The most well-known Britpop band, Oasis, was a refreshing antidote to the antiheroes of ’90s rock. The group’s old-fashioned rock bravado and swagger was on full display right from its debut single “Supersonic”; from there, Oasis practically willed itself into a stadium act. Specializing in songs that sound best when heard in a huge room amidst other drunk people, Oasis was the communal Britpop band. The group’s debut album, 1994’s Definitely Maybe, is still its best, a towering achievement in shamelessly performing to the rafters. There was almost a blunt logic to Noel Gallagher’s suspicion of art and his belief that if you’re going to play in a rock band, you might as well borrow from the best and aim to be the biggest band in the world.

Elastica burnt out quickest among the Britpop bands, but in its prime it seemed like a test run for the Strokes, with fixations on Wire standing in for Television (and resulting in plagiarism lawsuits that were settled out of court). Regardless of where the source material came from, singles “Connection,” “Stutter,” and “Line Up” injected some bite and a lipstick-on-beer-bottle sense of style into the Britpop years, and in Justine Frischmann and Donna Matthews provided the era with much-needed female stars. Elastica’s self-titled album packed in a lifetime’s worth of no-nonsense, whip-smart two- and three-minute rock songs, which was just as well, as it’s the only music of consequence the band ever produced.

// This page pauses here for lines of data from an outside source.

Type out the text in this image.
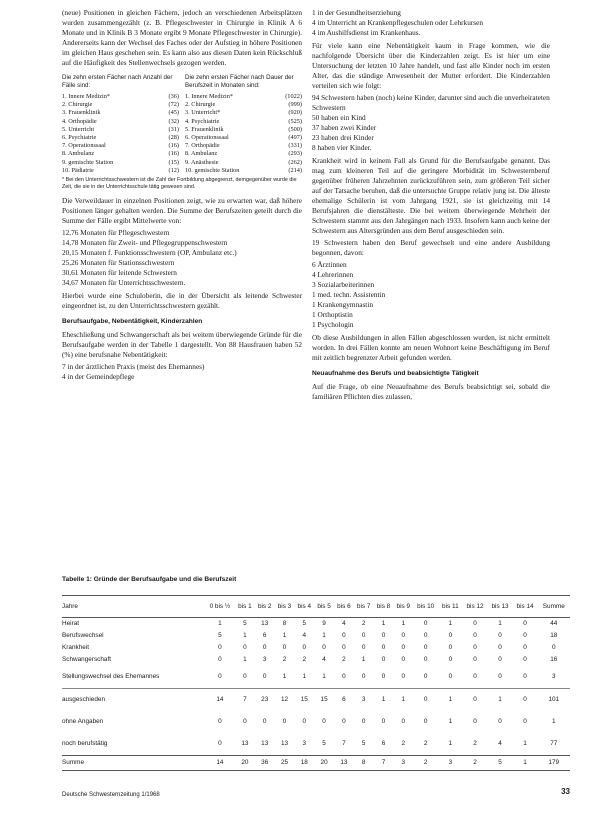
(neue) Positionen in gleichen Fächern, jedoch an verschiedenen Arbeitsplätzen wurden zusammengezählt (z. B. Pflegeschwester in Chirurgie in Klinik A 6 Monate und in Klinik B 3 Monate ergibt 9 Monate Pflegeschwester in Chirurgie). Andererseits kann der Wechsel des Faches oder der Aufstieg in höhere Positionen im gleichen Haus geschehen sein. Es kann also aus diesen Daten kein Rückschluß auf die Häufigkeit des Stellenwechsels gezogen werden.

Die zehn ersten Fächer nach Anzahl der Fälle sind:
1. Innere Medizin*	(36)
2. Chirurgie	(72)
3. Frauenklinik	(45)
4. Orthopädie	(32)
5. Unterricht	(31)
6. Psychiatrie	(28)
7. Operationssaal	(16)
8. Ambulanz	(16)
9. gemischte Station	(15)
10. Pädiatrie	(12)
Die zehn ersten Fächer nach Dauer der Berufszeit in Monaten sind:
1. Innere Medizin*	(1022)
2. Chirurgie	(999)
3. Unterricht*	(920)
4. Psychiatrie	(525)
5. Frauenklinik	(500)
6. Operationssaal	(497)
7. Orthopädie	(331)
8. Ambulanz	(293)
9. Anästhesie	(262)
10. gemischte Station	(214)
* Bei den Unterrichtsschwestern ist die Zahl der Fortbildung abgegrenzt, demgegenüber wurde die Zeit, die sie in der Unterrichtsschule tätig gewesen sind.

Die Verweildauer in einzelnen Positionen zeigt, wie zu erwarten war, daß höhere Positionen länger gehalten werden. Die Summe der Berufszeiten geteilt durch die Summe der Fälle ergibt Mittelwerte von:

12,76 Monaten für Pflegeschwestern
14,78 Monaten für Zweit- und Pflegegruppenschwestern
20,15 Monaten f. Funktionsschwestern (OP, Ambulanz etc.)
25,26 Monaten für Stationsschwestern
30,61 Monaten für leitende Schwestern
34,67 Monaten für Unterrichtsschwestern.

Hierbei wurde eine Schuloberin, die in der Übersicht als leitende Schwester eingeordnet ist, zu den Unterrichtsschwestern gezählt.

Berufsaufgabe, Nebentätigkeit, Kinderzahlen

Eheschließung und Schwangerschaft als bei weitem überwiegende Gründe für die Berufsaufgabe werden in der Tabelle 1 dargestellt. Von 88 Hausfrauen haben 52 (%) eine berufsnahe Nebentätigkeit:

7 in der ärztlichen Praxis (meist des Ehemannes)
4 in der Gemeindepflege
1 in der Gesundheitserziehung
4 im Unterricht an Krankenpflegeschulen oder Lehrkursen
4 im Aushilfsdienst im Krankenhaus.

Für viele kann eine Nebentätigkeit kaum in Frage kommen, wie die nachfolgende Übersicht über die Kinderzahlen zeigt. Es ist hier um eine Untersuchung der letzten 10 Jahre handelt, und fast alle Kinder noch im ersten Alter, das die ständige Anwesenheit der Mutter erfordert. Die Kinderzahlen verteilen sich wie folgt:

94 Schwestern haben (noch) keine Kinder, darunter sind auch die unverheirateten Schwestern
50 haben ein Kind
37 haben zwei Kinder
23 haben drei Kinder
8 haben vier Kinder.

Krankheit wird in keinem Fall als Grund für die Berufsaufgabe genannt. Das mag zum kleineren Teil auf die geringere Morbidität im Schwesternberuf gegenüber früheren Jahrzehnten zurückzuführen sein, zum größeren Teil sicher auf der Tatsache beruhen, daß die untersuchte Gruppe relativ jung ist. Die älteste ehemalige Schülerin ist vom Jahrgang 1921, sie ist gleichzeitig mit 14 Berufsjahren die dienstälteste. Die bei weitem überwiegende Mehrheit der Schwestern stammt aus den Jahrgängen nach 1933. Insofern kann auch keine der Schwestern aus Altersgründen aus dem Beruf ausgeschieden sein.

19 Schwestern haben den Beruf gewechselt und eine andere Ausbildung begonnen, davon:

6 Ärztinnen
4 Lehrerinnen
3 Sozialarbeiterinnen
1 med. techn. Assistentin
1 Krankengymnastin
1 Orthoptistin
1 Psychologin

Ob diese Ausbildungen in allen Fällen abgeschlossen wurden, ist nicht ermittelt worden. In drei Fällen konnte am neuen Wohnort keine Beschäftigung im Beruf mit zeitlich begrenzter Arbeit gefunden werden.

Neuaufnahme des Berufs und beabsichtigte Tätigkeit

Auf die Frage, ob eine Neuaufnahme des Berufs beabsichtigt sei, sobald die familiären Pflichten dies zulassen,

Tabelle 1: Gründe der Berufsaufgabe und die Berufszeit
Jahre	0 bis ½	bis 1	bis 2	bis 3	bis 4	bis 5	bis 6	bis 7	bis 8	bis 9	bis 10	bis 11	bis 12	bis 13	bis 14	Summe
Heirat	1	5	13	8	5	9	4	2	1	1	0	1	0	1	0	44
Berufswechsel	5	1	6	1	4	1	0	0	0	0	0	0	0	0	0	18
Krankheit	0	0	0	0	0	0	0	0	0	0	0	0	0	0	0	0
Schwangerschaft	0	1	3	2	2	4	2	1	0	0	0	0	0	0	0	16
Stellungswechsel des Ehemannes	0	0	0	1	1	1	0	0	0	0	0	0	0	0	0	3
ausgeschieden	14	7	23	12	15	15	6	3	1	1	0	1	0	1	0	101
ohne Angaben	0	0	0	0	0	0	0	0	0	0	0	1	0	0	0	1
noch berufstätig	0	13	13	13	3	5	7	5	6	2	2	1	2	4	1	77
Summe	14	20	36	25	18	20	13	8	7	3	2	3	2	5	1	179
Deutsche Schwesternzeitung 1/1968	33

The youthful exuberance of Britpop was best characterized by Supergrass, which volleyed both the brisk punk of “Caught By the Fuzz” and the brisk enthusiasm of “Alright” into the charts in 1995, along with three other singles from its debut album, I Should Coco. Steven Spielberg tried to cast them in a ’90s version of The Monkees; they turned him down and instead went on to make one more outstanding album, 1997’s In It For The Money, and a string of decent ones.

Where not to start:  A whole host of veteran U.K. rock bands enjoyed either a resurgence or a career boost during the Britpop era, but only had a tangential at best relationship to the core groups: Boo Radleys, The Charlatans, Divine Comedy, Radiohead, Lush, Teenage Fanclub, and The Verve. Each band has elements about it to recommend, but they’re not central to the Britpop narrative. Other U.K. indie heroes like Black Grape (featuring members of Happy Mondays), Paul Weller (The Jam, The Style Council), and Edwyn Collins (Orange Juice) also enjoyed career rehabilitations during these years, but shouldn’t actually be considered Britpop. (Ride and ex-Stone Roses guitarist John Squire also took shots at Britpop-like music, but with dire results.)

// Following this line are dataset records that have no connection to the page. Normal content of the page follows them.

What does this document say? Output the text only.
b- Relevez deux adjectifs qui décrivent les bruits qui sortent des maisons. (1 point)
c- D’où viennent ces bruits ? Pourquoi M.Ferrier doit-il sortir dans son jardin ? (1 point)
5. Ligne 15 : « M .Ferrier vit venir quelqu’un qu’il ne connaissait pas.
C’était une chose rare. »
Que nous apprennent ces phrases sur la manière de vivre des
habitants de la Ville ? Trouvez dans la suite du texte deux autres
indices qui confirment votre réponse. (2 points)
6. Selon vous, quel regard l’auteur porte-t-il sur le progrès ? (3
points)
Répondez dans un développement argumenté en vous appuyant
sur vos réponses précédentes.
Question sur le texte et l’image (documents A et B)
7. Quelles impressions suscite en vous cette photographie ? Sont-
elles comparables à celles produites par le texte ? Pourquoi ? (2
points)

And then there was Menswe@r. A group of scenesters essentially cobbled together like a Camden Town version of a boy band, its shameless chart-baiting endeared the group to virtually nobody, but singles like “I’ll Manage Somehow,” “Being Brave,” “Sleeping In,” and “Daydreamer”—the best Elastica song not written by Elastica… or Wire—hold up.

For the real dregs, the sluggish, laddish Oasis acolytes that emerged from 1996 on were generally dreadful, with the exception of a stray song or two by Cast and Embrace. Otherwise, Ocean Colour Scene, Northern Uproar, and Kula Shaker are particularly terrible. Still, they’re more memorable than Britpop runts Longpigs, Shed Seven, Salad, Powder, Dodgy, Heavy Stereo, Marion, These Animal Men, on so on.